Por David Folkenflik – NPR

O New York Times entrou com uma ação judicial nesta quinta-feira contra o secretário de Defesa dos Estados Unidos, Pete Hegseth, contestando a nova política do Pentágono que limita drasticamente o trabalho da imprensa dentro da instituição. A regra, anunciada em setembro, exige que jornalistas credenciados assinem um compromisso de não coletar informações, mesmo que não classificadas, sem autorização explícita de autoridades de defesa.

Segundo o Times, a medida tenta obrigar repórteres a depender exclusivamente de fontes oficiais para reportar assuntos militares e prevê punições para quem descumprir as restrições.

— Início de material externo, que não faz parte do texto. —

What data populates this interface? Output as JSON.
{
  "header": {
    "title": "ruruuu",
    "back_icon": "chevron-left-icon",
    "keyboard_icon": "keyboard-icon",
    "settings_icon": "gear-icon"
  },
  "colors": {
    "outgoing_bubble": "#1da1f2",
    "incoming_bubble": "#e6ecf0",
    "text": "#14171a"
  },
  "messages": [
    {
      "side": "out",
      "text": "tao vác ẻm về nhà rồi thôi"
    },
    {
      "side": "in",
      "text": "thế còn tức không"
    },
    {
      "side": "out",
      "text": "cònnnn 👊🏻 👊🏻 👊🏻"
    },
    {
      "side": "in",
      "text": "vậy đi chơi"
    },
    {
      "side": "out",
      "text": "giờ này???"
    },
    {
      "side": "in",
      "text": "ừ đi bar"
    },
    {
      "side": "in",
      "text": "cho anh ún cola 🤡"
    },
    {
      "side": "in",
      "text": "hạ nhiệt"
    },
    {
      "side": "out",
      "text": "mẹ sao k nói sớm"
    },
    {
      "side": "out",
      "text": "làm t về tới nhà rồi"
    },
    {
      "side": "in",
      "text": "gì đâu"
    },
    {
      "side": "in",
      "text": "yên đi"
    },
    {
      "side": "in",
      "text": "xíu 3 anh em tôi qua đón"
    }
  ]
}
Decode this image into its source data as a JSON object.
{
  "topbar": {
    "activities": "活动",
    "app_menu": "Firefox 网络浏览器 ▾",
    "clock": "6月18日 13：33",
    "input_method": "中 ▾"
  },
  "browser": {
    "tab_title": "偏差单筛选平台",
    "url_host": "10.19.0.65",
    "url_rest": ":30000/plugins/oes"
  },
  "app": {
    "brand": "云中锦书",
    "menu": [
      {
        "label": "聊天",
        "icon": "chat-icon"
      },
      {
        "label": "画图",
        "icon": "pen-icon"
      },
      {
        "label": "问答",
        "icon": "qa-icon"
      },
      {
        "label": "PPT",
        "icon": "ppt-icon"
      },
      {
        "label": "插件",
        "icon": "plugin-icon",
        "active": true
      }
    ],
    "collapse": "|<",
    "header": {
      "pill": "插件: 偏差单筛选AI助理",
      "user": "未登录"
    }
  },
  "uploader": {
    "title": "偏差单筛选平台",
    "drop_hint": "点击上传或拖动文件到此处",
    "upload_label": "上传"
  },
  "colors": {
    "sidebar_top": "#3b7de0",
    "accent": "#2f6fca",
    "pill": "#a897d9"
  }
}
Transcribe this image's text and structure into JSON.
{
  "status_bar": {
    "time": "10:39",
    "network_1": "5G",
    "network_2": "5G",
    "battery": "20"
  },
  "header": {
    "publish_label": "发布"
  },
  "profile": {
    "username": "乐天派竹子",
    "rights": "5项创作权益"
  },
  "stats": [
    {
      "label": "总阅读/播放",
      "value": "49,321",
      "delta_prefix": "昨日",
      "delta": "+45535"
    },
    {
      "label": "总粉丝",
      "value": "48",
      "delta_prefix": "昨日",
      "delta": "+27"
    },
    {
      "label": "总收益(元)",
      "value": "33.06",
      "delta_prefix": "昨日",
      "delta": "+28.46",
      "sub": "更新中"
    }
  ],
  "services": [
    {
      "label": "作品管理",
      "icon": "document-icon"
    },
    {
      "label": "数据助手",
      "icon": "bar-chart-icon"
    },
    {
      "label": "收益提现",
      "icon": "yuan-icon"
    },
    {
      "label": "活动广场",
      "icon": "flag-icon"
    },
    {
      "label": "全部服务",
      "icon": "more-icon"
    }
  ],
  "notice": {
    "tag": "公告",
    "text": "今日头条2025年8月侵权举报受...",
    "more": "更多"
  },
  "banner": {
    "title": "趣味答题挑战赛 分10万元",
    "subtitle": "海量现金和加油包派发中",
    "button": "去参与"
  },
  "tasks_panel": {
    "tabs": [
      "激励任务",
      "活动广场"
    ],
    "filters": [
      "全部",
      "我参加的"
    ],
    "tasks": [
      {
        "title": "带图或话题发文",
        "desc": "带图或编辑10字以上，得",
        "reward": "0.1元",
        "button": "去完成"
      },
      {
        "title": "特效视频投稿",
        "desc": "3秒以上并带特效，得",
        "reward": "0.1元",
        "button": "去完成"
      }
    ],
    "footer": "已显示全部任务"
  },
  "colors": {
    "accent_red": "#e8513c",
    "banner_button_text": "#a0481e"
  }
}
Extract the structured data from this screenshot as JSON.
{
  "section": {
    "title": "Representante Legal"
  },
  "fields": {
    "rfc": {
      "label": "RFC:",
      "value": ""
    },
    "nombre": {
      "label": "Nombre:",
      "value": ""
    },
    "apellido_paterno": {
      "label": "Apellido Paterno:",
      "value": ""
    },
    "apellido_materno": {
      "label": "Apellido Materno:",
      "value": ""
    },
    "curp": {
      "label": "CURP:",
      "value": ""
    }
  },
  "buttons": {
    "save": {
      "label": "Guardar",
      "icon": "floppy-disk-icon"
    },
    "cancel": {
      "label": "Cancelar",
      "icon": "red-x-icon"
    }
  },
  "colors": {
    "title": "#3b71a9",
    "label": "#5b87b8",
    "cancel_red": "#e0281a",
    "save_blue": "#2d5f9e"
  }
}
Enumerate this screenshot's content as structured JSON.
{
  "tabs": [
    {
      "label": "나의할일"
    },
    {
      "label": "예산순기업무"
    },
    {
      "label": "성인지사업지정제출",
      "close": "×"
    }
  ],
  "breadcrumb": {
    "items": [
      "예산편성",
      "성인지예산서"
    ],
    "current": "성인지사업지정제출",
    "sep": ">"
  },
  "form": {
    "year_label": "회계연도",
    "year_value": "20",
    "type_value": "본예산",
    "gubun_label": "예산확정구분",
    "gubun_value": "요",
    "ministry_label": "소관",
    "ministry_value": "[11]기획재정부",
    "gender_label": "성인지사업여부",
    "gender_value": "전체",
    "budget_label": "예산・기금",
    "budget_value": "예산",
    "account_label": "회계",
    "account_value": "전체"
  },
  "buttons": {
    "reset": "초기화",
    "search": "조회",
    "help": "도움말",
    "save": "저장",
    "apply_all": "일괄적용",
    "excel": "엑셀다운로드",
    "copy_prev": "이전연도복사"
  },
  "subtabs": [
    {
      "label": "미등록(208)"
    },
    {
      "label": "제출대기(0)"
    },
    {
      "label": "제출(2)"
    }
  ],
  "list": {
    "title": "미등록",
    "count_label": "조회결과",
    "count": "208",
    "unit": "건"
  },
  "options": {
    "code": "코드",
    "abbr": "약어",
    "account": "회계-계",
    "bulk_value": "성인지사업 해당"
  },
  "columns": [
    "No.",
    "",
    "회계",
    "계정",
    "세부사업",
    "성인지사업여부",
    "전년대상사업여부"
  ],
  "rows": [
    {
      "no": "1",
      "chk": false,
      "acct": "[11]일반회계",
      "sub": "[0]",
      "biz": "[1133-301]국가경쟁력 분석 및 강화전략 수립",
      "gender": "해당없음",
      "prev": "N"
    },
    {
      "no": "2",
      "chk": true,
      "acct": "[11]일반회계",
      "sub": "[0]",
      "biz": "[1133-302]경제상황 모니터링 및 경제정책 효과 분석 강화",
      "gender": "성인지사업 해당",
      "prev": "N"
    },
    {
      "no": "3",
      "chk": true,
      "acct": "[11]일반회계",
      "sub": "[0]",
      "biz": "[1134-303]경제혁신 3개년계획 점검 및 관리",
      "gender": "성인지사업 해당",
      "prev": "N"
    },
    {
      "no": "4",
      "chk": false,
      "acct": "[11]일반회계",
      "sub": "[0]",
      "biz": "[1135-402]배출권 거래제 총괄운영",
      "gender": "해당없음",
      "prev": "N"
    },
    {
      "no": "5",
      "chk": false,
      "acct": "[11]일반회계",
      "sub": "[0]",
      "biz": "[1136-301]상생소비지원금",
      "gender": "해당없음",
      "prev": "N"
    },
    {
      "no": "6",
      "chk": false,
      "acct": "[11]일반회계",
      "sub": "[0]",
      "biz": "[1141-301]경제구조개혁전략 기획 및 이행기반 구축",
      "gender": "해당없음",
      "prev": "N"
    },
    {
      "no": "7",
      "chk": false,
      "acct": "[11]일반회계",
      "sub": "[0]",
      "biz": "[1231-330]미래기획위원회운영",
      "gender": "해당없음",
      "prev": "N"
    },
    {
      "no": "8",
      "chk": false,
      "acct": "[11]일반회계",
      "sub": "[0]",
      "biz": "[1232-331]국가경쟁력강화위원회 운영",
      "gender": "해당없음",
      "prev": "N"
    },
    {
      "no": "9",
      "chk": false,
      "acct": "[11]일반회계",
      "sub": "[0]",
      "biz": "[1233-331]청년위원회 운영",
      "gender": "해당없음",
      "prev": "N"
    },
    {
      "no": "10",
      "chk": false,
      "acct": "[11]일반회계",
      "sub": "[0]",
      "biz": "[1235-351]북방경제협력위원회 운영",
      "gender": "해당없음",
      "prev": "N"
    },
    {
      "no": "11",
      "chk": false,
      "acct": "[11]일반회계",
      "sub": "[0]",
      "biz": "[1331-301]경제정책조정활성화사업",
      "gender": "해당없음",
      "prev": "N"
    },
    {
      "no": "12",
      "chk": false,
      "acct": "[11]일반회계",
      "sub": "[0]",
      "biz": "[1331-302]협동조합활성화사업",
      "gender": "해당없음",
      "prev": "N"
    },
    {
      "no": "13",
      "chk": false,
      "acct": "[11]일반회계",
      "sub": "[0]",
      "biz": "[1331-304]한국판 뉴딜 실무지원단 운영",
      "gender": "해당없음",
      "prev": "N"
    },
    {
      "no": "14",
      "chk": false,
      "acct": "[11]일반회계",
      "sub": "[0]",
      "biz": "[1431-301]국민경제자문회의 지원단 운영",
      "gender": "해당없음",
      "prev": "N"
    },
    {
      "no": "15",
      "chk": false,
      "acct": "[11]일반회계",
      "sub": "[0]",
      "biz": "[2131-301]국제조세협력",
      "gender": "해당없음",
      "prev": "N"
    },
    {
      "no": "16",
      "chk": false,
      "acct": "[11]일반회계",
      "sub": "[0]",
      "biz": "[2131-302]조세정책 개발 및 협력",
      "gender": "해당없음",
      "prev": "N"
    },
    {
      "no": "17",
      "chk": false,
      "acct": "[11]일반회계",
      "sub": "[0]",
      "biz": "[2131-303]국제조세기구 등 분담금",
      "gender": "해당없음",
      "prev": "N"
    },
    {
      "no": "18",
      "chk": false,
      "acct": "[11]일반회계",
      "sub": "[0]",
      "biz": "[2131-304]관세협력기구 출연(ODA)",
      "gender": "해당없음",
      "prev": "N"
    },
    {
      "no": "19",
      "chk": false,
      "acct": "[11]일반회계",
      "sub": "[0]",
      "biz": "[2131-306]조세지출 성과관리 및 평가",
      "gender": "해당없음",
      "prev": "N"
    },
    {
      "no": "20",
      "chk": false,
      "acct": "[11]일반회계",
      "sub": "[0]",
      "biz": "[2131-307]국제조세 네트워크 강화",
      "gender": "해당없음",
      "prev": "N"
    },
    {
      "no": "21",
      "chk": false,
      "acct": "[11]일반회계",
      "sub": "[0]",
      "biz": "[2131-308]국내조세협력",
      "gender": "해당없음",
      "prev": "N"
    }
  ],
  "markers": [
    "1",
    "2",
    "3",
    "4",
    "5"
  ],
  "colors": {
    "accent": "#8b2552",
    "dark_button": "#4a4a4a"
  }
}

Por esse motivo, o jornal, assim como a NPR, optou por devolver suas credenciais em vez de aceitar as novas condições.

A ação judicial também cita como réus o Departamento de Defesa e o porta-voz do Pentágono, Sean Parnell, que afirmou estar pronto para defender a política em tribunal.

Mesmo sem acesso oficial ao prédio, veículos como o Times e a NPR continuam publicando reportagens exclusivas sobre ações militares recentes, incluindo ataques dos EUA contra alvos no Irã e na Venezuela, muitas vezes contrariando versões divulgadas pelo governo.

A insatisfação com o controle sobre a imprensa se intensificou após a revelação de que Hegseth discutiu ataques aéreos iminentes no Iêmen em conversas privadas no aplicativo Signal com altos funcionários. As mensagens vieram à tona depois que Jeffrey Goldberg, editor da revista The Atlantic, foi adicionado por engano ao grupo.

Nos documentos apresentados à Justiça, o New York Times argumenta que a política viola a Primeira Emenda e os direitos constitucionais de devido processo, citando decisões anteriores em que a Casa Branca foi obrigada a devolver passes permanentes a repórteres como Brian Karem e Jim Acosta.

As restrições impostas por Hegseth seguem uma linha semelhante à adotada pelo governo Trump em sua segunda gestão, incluindo um “canal de denúncias de viés da mídia” lançado pela Casa Branca esta semana.

O Times é representado pelo advogado Theodore J. Boutrous, conhecido por sua atuação em defesa da liberdade de expressão. Ele também trabalha na ação da NPR contra uma ordem executiva de Trump que busca cortar subsídios federais para NPR e PBS.

A política do Pentágono já provocou mudanças internas: repórteres agora precisam de escolta para circular pelo prédio e devem assinar o compromisso de não buscar informações não autorizadas. Ao anunciar as regras, Hegseth escreveu nas redes sociais: “A ‘imprensa’ não manda no Pentágono, o povo manda”.

Em meio ao embate com veículos tradicionais, o Pentágono recebeu nesta semana um novo grupo de correspondentes dispostos a aceitar as novas exigências, muitos deles ligados a plataformas de viés pró-Trump ou conhecidas por promover teorias conspiratórias. Entre os recém-chegados estão a ativista Laura Loomer, o Gateway Pundit e o canal LindellTV.

Ao dar boas-vindas ao novo grupo, o secretário de imprensa do Pentágono, Kingsley Wilson, criticou a saída de grandes veículos: “A mídia tradicional escolheu se auto-deportar deste prédio. E, olhando os números, fica claro por que ninguém os acompanhou. A confiança nacional nessas organizações despencou para 28%, o menor índice já registrado.”

Alguns dos novos correspondentes chegaram a publicar fotos dizendo ter recebido o antigo escritório de um repórter do Washington Post, mas depois corrigiram a informação após serem ridicularizados nas redes.